Teacher at North York Catholic school fined by Ministry of Labour for failing to wear proper PPE
Published Wednesday, October 28, 2020 8:22AM EDT
Last Updated Wednesday, October 28, 2020 3:45PM EDT
A teacher at a North York Catholic school that was shut down earlier this month following an outbreak of COVID-19 has been fined after the Ministry of Labour says they failed to wear protective equipment required by their employer.
In a statement sent to CP24, a spokesperson for the ministry confirmed that health and safety inspectors were called to St. Charles Catholic School, located near Dufferin Street and Lawrence Avenue West, on Oct. 23 following a complaint.
After a field visit, one employee at the school was charged under the Occupational Health and Safety Act for "failing to use or wear protective devices or clothing that the worker’s employer requires to be used or worn," the spokesperson confirmed.
The employee is scheduled to make a first appearance in court on Feb. 2, 2021 and the maximum penalty that can be imposed if convicted is $1,000 plus a victim fine surcharge.
The Toronto Catholic District School Board is not facing any disciplinary action as a result of the incident.
In an email to CP24, a spokesperson for the school board said an investigation into the incident is now underway.
"The TCDSB takes seriously the safety and well-being of all students and staff," the statement read. "The teacher is on a leave pending (the) outcome of the investigation."
St. Charles was closed for one week on Oct. 5 after a staff member at the school tested positive for COVID-19.
At the time, the board confirmed that the employee who tested positive for the virus also worked at four other TCDSB schools.

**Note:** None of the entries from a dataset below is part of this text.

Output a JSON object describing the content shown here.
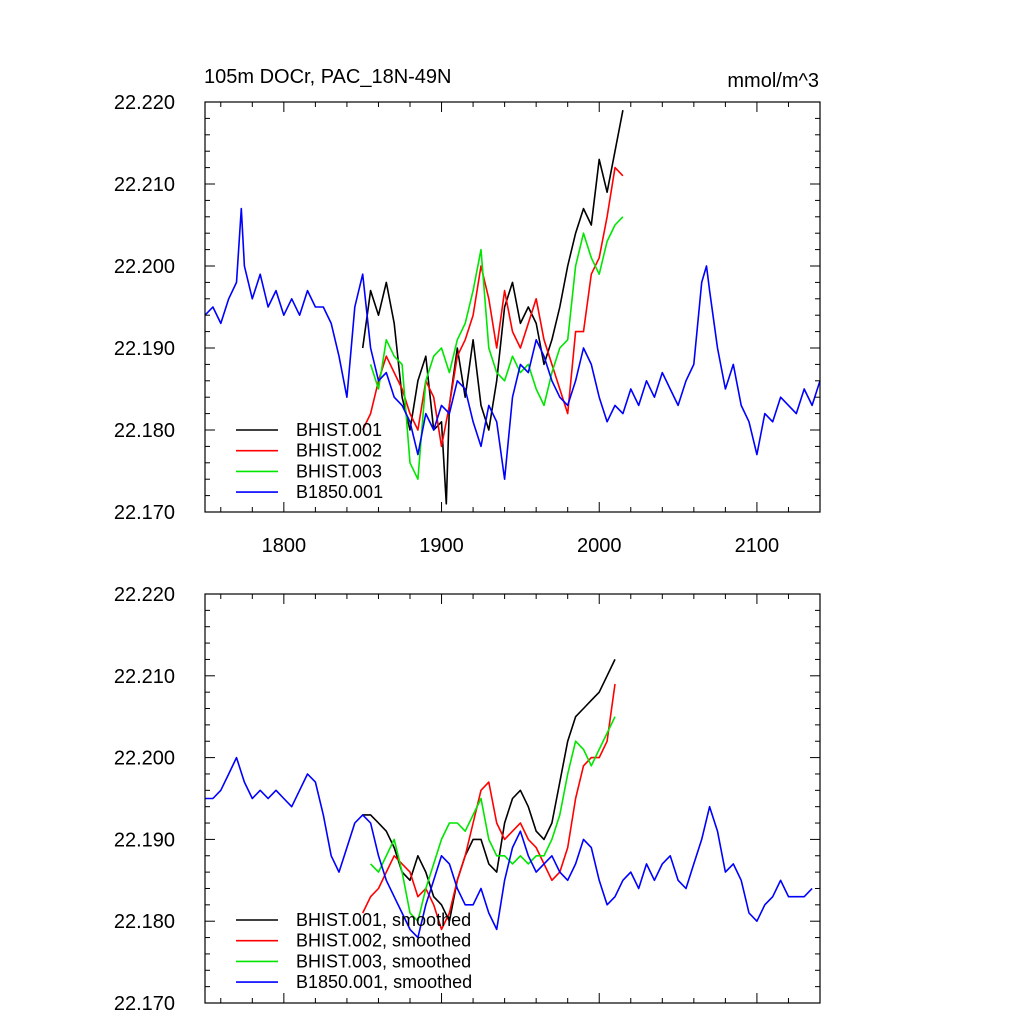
{
  "figure": {
    "title_left": "105m DOCr, PAC_18N-49N",
    "title_right": "mmol/m^3"
  },
  "chart_data": [
    {
      "type": "line",
      "panel": "top",
      "xlim": [
        1750,
        2140
      ],
      "ylim": [
        22.17,
        22.22
      ],
      "xticks": [
        1800,
        1900,
        2000,
        2100
      ],
      "xtick_labels": [
        "1800",
        "1900",
        "2000",
        "2100"
      ],
      "yticks": [
        22.17,
        22.18,
        22.19,
        22.2,
        22.21,
        22.22
      ],
      "ytick_labels": [
        "22.170",
        "22.180",
        "22.190",
        "22.200",
        "22.210",
        "22.220"
      ],
      "grid": false,
      "legend_position": "bottom-left",
      "series": [
        {
          "name": "BHIST.001",
          "color": "#000000",
          "x": [
            1850,
            1855,
            1860,
            1865,
            1870,
            1875,
            1880,
            1885,
            1890,
            1895,
            1900,
            1903,
            1905,
            1910,
            1915,
            1920,
            1925,
            1930,
            1935,
            1940,
            1945,
            1950,
            1955,
            1960,
            1965,
            1970,
            1975,
            1980,
            1985,
            1990,
            1995,
            2000,
            2005,
            2010,
            2015
          ],
          "y": [
            22.19,
            22.197,
            22.194,
            22.198,
            22.193,
            22.184,
            22.18,
            22.186,
            22.189,
            22.18,
            22.181,
            22.171,
            22.183,
            22.19,
            22.184,
            22.191,
            22.183,
            22.18,
            22.186,
            22.195,
            22.198,
            22.193,
            22.195,
            22.193,
            22.188,
            22.191,
            22.195,
            22.2,
            22.204,
            22.207,
            22.205,
            22.213,
            22.209,
            22.214,
            22.219
          ]
        },
        {
          "name": "BHIST.002",
          "color": "#ff0000",
          "x": [
            1850,
            1855,
            1860,
            1865,
            1870,
            1875,
            1880,
            1885,
            1890,
            1895,
            1900,
            1905,
            1910,
            1915,
            1920,
            1925,
            1930,
            1935,
            1940,
            1945,
            1950,
            1955,
            1960,
            1965,
            1970,
            1975,
            1980,
            1985,
            1990,
            1995,
            2000,
            2005,
            2010,
            2015
          ],
          "y": [
            22.18,
            22.182,
            22.186,
            22.189,
            22.187,
            22.185,
            22.182,
            22.18,
            22.186,
            22.184,
            22.178,
            22.183,
            22.189,
            22.191,
            22.194,
            22.2,
            22.196,
            22.19,
            22.197,
            22.192,
            22.19,
            22.193,
            22.196,
            22.191,
            22.188,
            22.185,
            22.182,
            22.192,
            22.192,
            22.199,
            22.201,
            22.206,
            22.212,
            22.211
          ]
        },
        {
          "name": "BHIST.003",
          "color": "#00e600",
          "x": [
            1855,
            1860,
            1865,
            1870,
            1875,
            1880,
            1885,
            1890,
            1895,
            1900,
            1905,
            1910,
            1915,
            1920,
            1925,
            1930,
            1935,
            1940,
            1945,
            1950,
            1955,
            1960,
            1965,
            1970,
            1975,
            1980,
            1985,
            1990,
            1995,
            2000,
            2005,
            2010,
            2015
          ],
          "y": [
            22.188,
            22.185,
            22.191,
            22.189,
            22.188,
            22.176,
            22.174,
            22.186,
            22.189,
            22.19,
            22.187,
            22.191,
            22.193,
            22.197,
            22.202,
            22.19,
            22.187,
            22.186,
            22.189,
            22.187,
            22.188,
            22.185,
            22.183,
            22.187,
            22.19,
            22.191,
            22.2,
            22.204,
            22.201,
            22.199,
            22.203,
            22.205,
            22.206
          ]
        },
        {
          "name": "B1850.001",
          "color": "#0000ff",
          "x": [
            1750,
            1755,
            1760,
            1765,
            1770,
            1773,
            1775,
            1780,
            1785,
            1790,
            1795,
            1800,
            1805,
            1810,
            1815,
            1820,
            1825,
            1830,
            1835,
            1840,
            1845,
            1850,
            1855,
            1860,
            1865,
            1870,
            1875,
            1880,
            1885,
            1890,
            1895,
            1900,
            1905,
            1910,
            1915,
            1920,
            1925,
            1930,
            1935,
            1940,
            1945,
            1950,
            1955,
            1960,
            1965,
            1970,
            1975,
            1980,
            1985,
            1990,
            1995,
            2000,
            2005,
            2010,
            2015,
            2020,
            2025,
            2030,
            2035,
            2040,
            2045,
            2050,
            2055,
            2060,
            2065,
            2068,
            2070,
            2075,
            2080,
            2085,
            2090,
            2095,
            2100,
            2105,
            2110,
            2115,
            2120,
            2125,
            2130,
            2135,
            2140
          ],
          "y": [
            22.194,
            22.195,
            22.193,
            22.196,
            22.198,
            22.207,
            22.2,
            22.196,
            22.199,
            22.195,
            22.197,
            22.194,
            22.196,
            22.194,
            22.197,
            22.195,
            22.195,
            22.193,
            22.189,
            22.184,
            22.195,
            22.199,
            22.19,
            22.186,
            22.187,
            22.184,
            22.183,
            22.181,
            22.177,
            22.182,
            22.18,
            22.183,
            22.182,
            22.186,
            22.185,
            22.181,
            22.178,
            22.183,
            22.181,
            22.174,
            22.184,
            22.188,
            22.187,
            22.191,
            22.189,
            22.186,
            22.184,
            22.183,
            22.186,
            22.19,
            22.188,
            22.184,
            22.181,
            22.183,
            22.182,
            22.185,
            22.183,
            22.186,
            22.184,
            22.187,
            22.185,
            22.183,
            22.186,
            22.188,
            22.198,
            22.2,
            22.197,
            22.19,
            22.185,
            22.188,
            22.183,
            22.181,
            22.177,
            22.182,
            22.181,
            22.184,
            22.183,
            22.182,
            22.185,
            22.183,
            22.186
          ]
        }
      ]
    },
    {
      "type": "line",
      "panel": "bottom",
      "xlim": [
        1750,
        2140
      ],
      "ylim": [
        22.17,
        22.22
      ],
      "xticks": [
        1800,
        1900,
        2000,
        2100
      ],
      "yticks": [
        22.17,
        22.18,
        22.19,
        22.2,
        22.21,
        22.22
      ],
      "ytick_labels": [
        "22.170",
        "22.180",
        "22.190",
        "22.200",
        "22.210",
        "22.220"
      ],
      "grid": false,
      "legend_position": "bottom-left",
      "series": [
        {
          "name": "BHIST.001, smoothed",
          "color": "#000000",
          "x": [
            1850,
            1855,
            1860,
            1865,
            1870,
            1875,
            1880,
            1885,
            1890,
            1895,
            1900,
            1905,
            1910,
            1915,
            1920,
            1925,
            1930,
            1935,
            1940,
            1945,
            1950,
            1955,
            1960,
            1965,
            1970,
            1975,
            1980,
            1985,
            1990,
            1995,
            2000,
            2005,
            2010
          ],
          "y": [
            22.193,
            22.193,
            22.192,
            22.191,
            22.189,
            22.186,
            22.185,
            22.188,
            22.186,
            22.183,
            22.182,
            22.18,
            22.185,
            22.188,
            22.19,
            22.19,
            22.187,
            22.186,
            22.192,
            22.195,
            22.196,
            22.194,
            22.191,
            22.19,
            22.192,
            22.197,
            22.202,
            22.205,
            22.206,
            22.207,
            22.208,
            22.21,
            22.212
          ]
        },
        {
          "name": "BHIST.002, smoothed",
          "color": "#ff0000",
          "x": [
            1850,
            1855,
            1860,
            1865,
            1870,
            1875,
            1880,
            1885,
            1890,
            1895,
            1900,
            1905,
            1910,
            1915,
            1920,
            1925,
            1930,
            1935,
            1940,
            1945,
            1950,
            1955,
            1960,
            1965,
            1970,
            1975,
            1980,
            1985,
            1990,
            1995,
            2000,
            2005,
            2010
          ],
          "y": [
            22.181,
            22.183,
            22.184,
            22.186,
            22.188,
            22.187,
            22.186,
            22.183,
            22.184,
            22.182,
            22.179,
            22.181,
            22.185,
            22.188,
            22.192,
            22.196,
            22.197,
            22.192,
            22.19,
            22.191,
            22.192,
            22.19,
            22.189,
            22.187,
            22.185,
            22.186,
            22.189,
            22.195,
            22.199,
            22.2,
            22.2,
            22.202,
            22.209
          ]
        },
        {
          "name": "BHIST.003, smoothed",
          "color": "#00e600",
          "x": [
            1855,
            1860,
            1865,
            1870,
            1875,
            1880,
            1885,
            1890,
            1895,
            1900,
            1905,
            1910,
            1915,
            1920,
            1925,
            1930,
            1935,
            1940,
            1945,
            1950,
            1955,
            1960,
            1965,
            1970,
            1975,
            1980,
            1985,
            1990,
            1995,
            2000,
            2005,
            2010
          ],
          "y": [
            22.187,
            22.186,
            22.188,
            22.19,
            22.186,
            22.181,
            22.18,
            22.184,
            22.187,
            22.19,
            22.192,
            22.192,
            22.191,
            22.193,
            22.195,
            22.19,
            22.188,
            22.188,
            22.187,
            22.188,
            22.187,
            22.188,
            22.188,
            22.19,
            22.193,
            22.198,
            22.202,
            22.201,
            22.199,
            22.201,
            22.203,
            22.205
          ]
        },
        {
          "name": "B1850.001, smoothed",
          "color": "#0000ff",
          "x": [
            1750,
            1755,
            1760,
            1765,
            1770,
            1775,
            1780,
            1785,
            1790,
            1795,
            1800,
            1805,
            1810,
            1815,
            1820,
            1825,
            1830,
            1835,
            1840,
            1845,
            1850,
            1855,
            1860,
            1865,
            1870,
            1875,
            1880,
            1885,
            1890,
            1895,
            1900,
            1905,
            1910,
            1915,
            1920,
            1925,
            1930,
            1935,
            1940,
            1945,
            1950,
            1955,
            1960,
            1965,
            1970,
            1975,
            1980,
            1985,
            1990,
            1995,
            2000,
            2005,
            2010,
            2015,
            2020,
            2025,
            2030,
            2035,
            2040,
            2045,
            2050,
            2055,
            2060,
            2065,
            2070,
            2075,
            2080,
            2085,
            2090,
            2095,
            2100,
            2105,
            2110,
            2115,
            2120,
            2125,
            2130,
            2135
          ],
          "y": [
            22.195,
            22.195,
            22.196,
            22.198,
            22.2,
            22.197,
            22.195,
            22.196,
            22.195,
            22.196,
            22.195,
            22.194,
            22.196,
            22.198,
            22.197,
            22.193,
            22.188,
            22.186,
            22.189,
            22.192,
            22.193,
            22.192,
            22.188,
            22.185,
            22.183,
            22.181,
            22.179,
            22.178,
            22.182,
            22.185,
            22.188,
            22.187,
            22.184,
            22.182,
            22.182,
            22.184,
            22.181,
            22.179,
            22.185,
            22.189,
            22.191,
            22.188,
            22.186,
            22.187,
            22.188,
            22.186,
            22.185,
            22.187,
            22.19,
            22.189,
            22.185,
            22.182,
            22.183,
            22.185,
            22.186,
            22.184,
            22.187,
            22.185,
            22.187,
            22.188,
            22.185,
            22.184,
            22.187,
            22.19,
            22.194,
            22.191,
            22.186,
            22.187,
            22.185,
            22.181,
            22.18,
            22.182,
            22.183,
            22.185,
            22.183,
            22.183,
            22.183,
            22.184
          ]
        }
      ]
    }
  ]
}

According to a report in The Toronto Star, which first reported the story, the employee who tested positive for COVID-19 at the school is the same teacher who was fined by the ministry.
Liz Stuart, the president of the Ontario English Catholic Teachers' Association (OECTA), said her members are well aware that they must follow proper protocols to curb the spread of COVID-19.
“We have been completely unambiguous in any statements that we’ve made to the members that we strongly advise them and tell them that mask wearing is absolutely… one of the protections that should be in place,” Stuart told CP24 on Wednesday.
“We will continue to promote mask wearing and advise all of our members, all 45,000 of them, that they should be wearing masks in the workplace.”
She said while she does not have any details about the case at St. Charles, the union will be watching the investigation “with interest.”
“I think the school board will do its investigation and we’ll certainly look at the processes that were in place and look to see if they were followed.”
Ontario Labour Minister Monte McNaughton said while the ministry will respond to complaints, employers and employees should try to resolve any issues internally before involving the province.
"I have always said workers should work with their employers to try to resolve the issue at that place of business... if that fails, call the Ministry of Labour, Training and Skills Development."
Premier Doug Ford said he recently heard from an angry parent of a student who was taught by the teacher who was charged.
“I actually got a message from a mom that their kids were being taught by this teacher and talk about angry, oh my goodness. Not angry at us but angry that the teacher would not follow the proper protocols,” Ford said.
Education Minister Stephen Lecce said the province expects “absolute compliance” when it comes to wearing masks in schools.
“When there are these types of circumstances, it is obviously important for parents, for their accountability and for the safety of their kids, that the Ministry of Labour takes action, which they have done in this instance,” Lecce said.
“In these instances it is obviously totally unacceptable and I can appreciate why that parent would be very displeased and that is why we are continuing to step up training and making sure that the health protocols are well known to every staff member in our school boards.”
Horwath grills premier on 'double standard'
During Question Period at Queen’s Park on Wednesday morning, NDP Leader Andrea Horwath suggested that the incident at St. Charles Catholic School is evidence that the premier has a “double standard” when it comes to deciding who should be punished for not following the rules.
“The premier has been harsh with most people who ignore the rules. In fact he said, 'They are two fries short of a happy meal.' He's just fined a music teacher for failing to wear a mask but the premier has nothing but excuses for the assistant to his minister of education,” Horwath said on Wednesday.
Earlier this week, PC MPP Sam Oosterhoff, the parliamentary assistant to Education Minister Stephen Lecce, posted multiple photos of himself posing maskless beside dozens over other people inside a restaurant in Niagara Falls over the weekend.
In a Facebook post, the restaurant said staff reminded the group Oosterhoff was with several times to wear masks but they did not follow the rules.
Oosterhoff has since apologized for not wearing a mask while the group “took a quick pic.”
Ford confirmed Monday that the MPP will not be demoted or face any disciplinary action for the incident.
“He's a great representative, I am proud to have him on the team and he will continue to be the (parliamentary assistant) to the minister," Ford said. "He’s doing a great job."
Speaking to reporters on Wednesday, Ford indicated that he is satisfied Oosterhoff has learned his lesson.
“Sam acknowledged he made a mistake, he apologized, it's not going to happen again,” the premier said.
“I think we all have to do a better job, all of us.”